The Will of Sue

Background

In this case you have a 40-year-old women named Sue Rodriguez how was diagnosed with amyotrophic lateral sclerosis in 1991 and in 1993 she was given estimation that she had roughly two-fourteen months to live. As her prognosis was that she would soon lose the ability to swallow, speak, walk and move with out assistance. In addition she would eventually lose her ability to breathe on her own with out the help of a respirator. As her illness progressed Sues abilities began to deteriorate, and she began wishing to maintain control over how and why she would die.   Ultimately, Sue petitions to allow a medical practitioner set up technological means which she might, by her own hand, at the time of her choosing, end her life.

 

Dilemma

This case raises multiple concerns. One would be addressing the if assisted suicide should be legal or not. That it is not legal discriminates against those who are dying but physically unable to commit suicide without assistance. As Sue’s illness has began compromising her quality of life her desire to end her life and maintain control over her body a doctor’s obligation to nonmaleficence. The bigger picture is the issue of whether a patient’s autonomy is more important than or maleficence.

 

Analysis

I find it for religious reasons not acceptable for the doctor to support Sue’s wishes to end her own life. From a moral stand point I don’t believe it is the doctors responsibility to make the decision to aiding to helping an individual end their life. While the case discusses that assisted suicide is unwarranted because of accessibility to proper pain administration this presents a conflict with as if the doctor administers drugs that will result in death instead of pain med, the doctor is essentially causing more harm than healing. As discussed in Beauchamp and Childress, “Killing is unjustified when it deprives the person who dies of opportunities and goods. However, if a person freely authorizes death, making an autonomous judgment that cessation of pain and suffering through death constitutes a personal benefit rather than a setback to interests, then active aid-in-dying at the person’s request involves neither harming nor wronging” (Beauchamp and Childress 182). Which seems to justify Sue’s request, as Sue is competent and is making the autonomous decision to die. In conclusion, I do agree that that assisted suicide breaches human life standards and is not something that is to be compromised just because a human being request to terminate one’s own life.

 

 

Works Cited

Beauchamp, Tom L., James F. Childress. Principles of Biomedical Ethics. 7th ed. N.p.: Oxford University Press, 2012. Print.

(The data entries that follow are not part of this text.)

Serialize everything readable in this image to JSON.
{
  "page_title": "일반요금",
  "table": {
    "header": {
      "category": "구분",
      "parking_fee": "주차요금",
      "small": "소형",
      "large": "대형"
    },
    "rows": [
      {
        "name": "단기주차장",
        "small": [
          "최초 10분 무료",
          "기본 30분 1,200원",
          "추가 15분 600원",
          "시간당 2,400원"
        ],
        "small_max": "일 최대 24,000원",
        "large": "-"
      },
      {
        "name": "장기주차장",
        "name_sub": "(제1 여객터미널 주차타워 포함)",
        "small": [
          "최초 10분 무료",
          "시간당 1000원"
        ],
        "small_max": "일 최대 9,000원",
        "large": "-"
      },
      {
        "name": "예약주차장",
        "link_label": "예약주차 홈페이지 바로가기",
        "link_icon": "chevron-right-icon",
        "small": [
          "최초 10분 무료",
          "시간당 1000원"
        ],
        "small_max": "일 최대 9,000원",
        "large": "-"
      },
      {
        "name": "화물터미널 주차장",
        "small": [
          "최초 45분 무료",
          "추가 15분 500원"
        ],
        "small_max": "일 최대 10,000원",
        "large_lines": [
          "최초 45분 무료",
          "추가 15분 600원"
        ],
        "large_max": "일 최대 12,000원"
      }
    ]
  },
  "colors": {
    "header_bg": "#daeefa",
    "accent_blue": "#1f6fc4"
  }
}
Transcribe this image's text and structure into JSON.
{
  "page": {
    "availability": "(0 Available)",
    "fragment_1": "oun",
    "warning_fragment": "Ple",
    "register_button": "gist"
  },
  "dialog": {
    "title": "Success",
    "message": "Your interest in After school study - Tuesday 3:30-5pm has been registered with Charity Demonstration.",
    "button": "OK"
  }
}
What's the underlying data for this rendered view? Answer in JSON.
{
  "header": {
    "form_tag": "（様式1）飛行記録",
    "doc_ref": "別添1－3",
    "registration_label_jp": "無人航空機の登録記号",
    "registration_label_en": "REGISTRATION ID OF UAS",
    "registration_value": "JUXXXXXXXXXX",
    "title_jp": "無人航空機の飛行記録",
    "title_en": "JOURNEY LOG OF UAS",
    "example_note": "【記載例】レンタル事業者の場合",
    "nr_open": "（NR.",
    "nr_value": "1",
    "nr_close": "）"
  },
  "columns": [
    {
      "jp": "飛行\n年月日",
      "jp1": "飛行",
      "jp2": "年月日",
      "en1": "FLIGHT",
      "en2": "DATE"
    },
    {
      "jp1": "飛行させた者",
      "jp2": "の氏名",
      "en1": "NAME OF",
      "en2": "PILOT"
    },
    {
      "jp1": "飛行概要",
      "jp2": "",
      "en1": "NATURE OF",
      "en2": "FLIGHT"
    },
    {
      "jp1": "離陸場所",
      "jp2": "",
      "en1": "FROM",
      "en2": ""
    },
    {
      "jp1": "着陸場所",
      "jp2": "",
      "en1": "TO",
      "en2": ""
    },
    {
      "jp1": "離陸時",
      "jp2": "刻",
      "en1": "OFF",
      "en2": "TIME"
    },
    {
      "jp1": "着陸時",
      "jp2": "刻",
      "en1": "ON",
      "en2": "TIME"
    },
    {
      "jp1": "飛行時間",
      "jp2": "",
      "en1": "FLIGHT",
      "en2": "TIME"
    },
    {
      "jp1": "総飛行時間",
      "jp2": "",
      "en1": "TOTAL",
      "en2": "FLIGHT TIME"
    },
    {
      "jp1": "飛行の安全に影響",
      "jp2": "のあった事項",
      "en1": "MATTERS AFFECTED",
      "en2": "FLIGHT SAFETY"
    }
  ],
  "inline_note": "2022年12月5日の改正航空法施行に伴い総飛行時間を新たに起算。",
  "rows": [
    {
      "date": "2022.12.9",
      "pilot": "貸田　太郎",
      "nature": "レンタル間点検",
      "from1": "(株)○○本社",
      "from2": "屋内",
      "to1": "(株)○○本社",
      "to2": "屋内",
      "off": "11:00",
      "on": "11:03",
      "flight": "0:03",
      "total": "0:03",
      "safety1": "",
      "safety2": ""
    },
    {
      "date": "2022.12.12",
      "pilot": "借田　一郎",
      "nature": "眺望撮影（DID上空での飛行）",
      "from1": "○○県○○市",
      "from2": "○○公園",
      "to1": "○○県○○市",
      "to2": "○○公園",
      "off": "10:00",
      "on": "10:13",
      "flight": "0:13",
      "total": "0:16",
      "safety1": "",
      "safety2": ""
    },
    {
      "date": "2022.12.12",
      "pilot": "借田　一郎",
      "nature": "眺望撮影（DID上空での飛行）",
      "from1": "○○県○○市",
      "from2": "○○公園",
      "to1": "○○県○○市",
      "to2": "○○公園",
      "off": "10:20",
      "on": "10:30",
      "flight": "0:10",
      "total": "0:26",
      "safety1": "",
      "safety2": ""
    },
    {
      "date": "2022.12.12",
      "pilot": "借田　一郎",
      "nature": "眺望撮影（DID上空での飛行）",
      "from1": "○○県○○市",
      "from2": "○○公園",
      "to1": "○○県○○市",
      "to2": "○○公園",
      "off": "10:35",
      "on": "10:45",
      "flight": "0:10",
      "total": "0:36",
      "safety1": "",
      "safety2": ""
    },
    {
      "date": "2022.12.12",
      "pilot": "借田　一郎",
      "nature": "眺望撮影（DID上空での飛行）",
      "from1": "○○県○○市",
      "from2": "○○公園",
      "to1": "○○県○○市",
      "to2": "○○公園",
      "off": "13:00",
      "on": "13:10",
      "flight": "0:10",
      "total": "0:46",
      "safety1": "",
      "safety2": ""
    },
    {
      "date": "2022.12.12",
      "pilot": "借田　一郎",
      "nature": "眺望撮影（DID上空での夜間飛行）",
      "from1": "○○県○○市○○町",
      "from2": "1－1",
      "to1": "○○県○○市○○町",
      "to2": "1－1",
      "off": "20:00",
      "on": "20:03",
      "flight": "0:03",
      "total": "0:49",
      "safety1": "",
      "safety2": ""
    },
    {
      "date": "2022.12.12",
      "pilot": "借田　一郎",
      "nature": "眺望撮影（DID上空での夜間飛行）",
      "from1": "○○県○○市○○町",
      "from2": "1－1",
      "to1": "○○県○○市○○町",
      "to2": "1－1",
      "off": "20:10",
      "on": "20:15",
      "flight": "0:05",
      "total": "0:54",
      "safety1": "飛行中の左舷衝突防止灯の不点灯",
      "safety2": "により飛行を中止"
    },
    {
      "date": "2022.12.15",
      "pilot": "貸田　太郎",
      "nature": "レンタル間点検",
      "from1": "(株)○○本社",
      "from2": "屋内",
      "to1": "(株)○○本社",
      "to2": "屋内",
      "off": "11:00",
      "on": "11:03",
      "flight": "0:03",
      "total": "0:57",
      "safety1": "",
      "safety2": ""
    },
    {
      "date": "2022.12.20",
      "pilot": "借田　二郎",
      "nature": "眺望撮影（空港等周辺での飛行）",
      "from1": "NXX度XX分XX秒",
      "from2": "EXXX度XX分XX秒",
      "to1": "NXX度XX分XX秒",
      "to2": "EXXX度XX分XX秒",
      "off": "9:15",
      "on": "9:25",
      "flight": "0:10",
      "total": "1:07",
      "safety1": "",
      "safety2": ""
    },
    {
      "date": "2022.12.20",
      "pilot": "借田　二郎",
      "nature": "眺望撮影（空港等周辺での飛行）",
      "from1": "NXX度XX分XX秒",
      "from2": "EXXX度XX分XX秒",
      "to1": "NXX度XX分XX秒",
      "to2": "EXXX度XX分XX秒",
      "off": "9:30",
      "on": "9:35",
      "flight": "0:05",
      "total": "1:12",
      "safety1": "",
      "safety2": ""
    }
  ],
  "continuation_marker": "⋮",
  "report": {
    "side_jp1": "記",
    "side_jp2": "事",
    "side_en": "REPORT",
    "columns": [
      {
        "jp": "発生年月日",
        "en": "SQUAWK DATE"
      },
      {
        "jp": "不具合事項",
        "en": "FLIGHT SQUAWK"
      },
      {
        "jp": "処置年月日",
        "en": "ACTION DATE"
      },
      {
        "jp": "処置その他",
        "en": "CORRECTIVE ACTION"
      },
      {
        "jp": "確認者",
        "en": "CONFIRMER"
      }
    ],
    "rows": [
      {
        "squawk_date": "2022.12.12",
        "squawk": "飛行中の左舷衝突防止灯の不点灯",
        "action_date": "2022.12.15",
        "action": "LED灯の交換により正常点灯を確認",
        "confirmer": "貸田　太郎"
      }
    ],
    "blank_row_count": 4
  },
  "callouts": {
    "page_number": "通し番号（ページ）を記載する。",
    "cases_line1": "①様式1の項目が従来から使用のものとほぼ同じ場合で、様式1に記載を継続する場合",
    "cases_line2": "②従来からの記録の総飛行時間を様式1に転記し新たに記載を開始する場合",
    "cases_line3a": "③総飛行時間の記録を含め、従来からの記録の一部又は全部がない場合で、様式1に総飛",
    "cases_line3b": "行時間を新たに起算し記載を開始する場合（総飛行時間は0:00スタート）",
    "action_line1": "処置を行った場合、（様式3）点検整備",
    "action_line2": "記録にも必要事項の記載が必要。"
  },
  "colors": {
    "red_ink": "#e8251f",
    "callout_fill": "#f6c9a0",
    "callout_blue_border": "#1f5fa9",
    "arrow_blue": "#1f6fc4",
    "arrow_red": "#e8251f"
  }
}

Thomas, John E., and Wilfrid J. Waluchow. Well and Good: A Case Study Approach to Health Care Ethics. 4th ed. Toronto: Broadview, 2014. Print.

One thought on “The Will of Sue

  1. Maleficence is defined by doing and action that causes harm. To you it seems that ending ones life is the ultimate harm and thus the physician should never chose death as a choice. I would disagree on this point in two was. First the ultimate harm is not always death. This can be seen with terminally ill cancer patients who are in excruciating amounts of pain. Yes you can save the body and prolong their life by a year maybe, but is it worth it for them to suffer through all that pain? They are not only being forced to wait for their death to come but also experience physical pain. Yes there is better pain management, but there is a limit to that. To me that would be far more cruel to subject a person to such pain against their will. If the patient is willing to keep living and try to live with the pain then I see no harm in administering treatment. But in this case Sue’s disease is terminal and degenerative. She herself has shown interest in deciding when to die because the pain she will go through is not worth it to simply prolong her life for a few months. The second issue is that how can a physician decide what harm will come to a patient. They themselves cannot make that choice because they are making a quality of life argument which as pointed out in PBE is very dangerous. If the physician is to always decide which harm is more harmful than another when the patient is in disagreement, then that opens up so many avenues of abuse. The physician is not the one undergoing the disease and unless they have experienced the disease first hand, which for terminal diseases is close to impossible, then they cannot fully comprehend what the patient is going through. In this way non-maleficence become far harder to define because we must ask who get’s to decide the quantity of harm or even define what harm is. Thus I would say to allow Sue to get her wish fulfilled.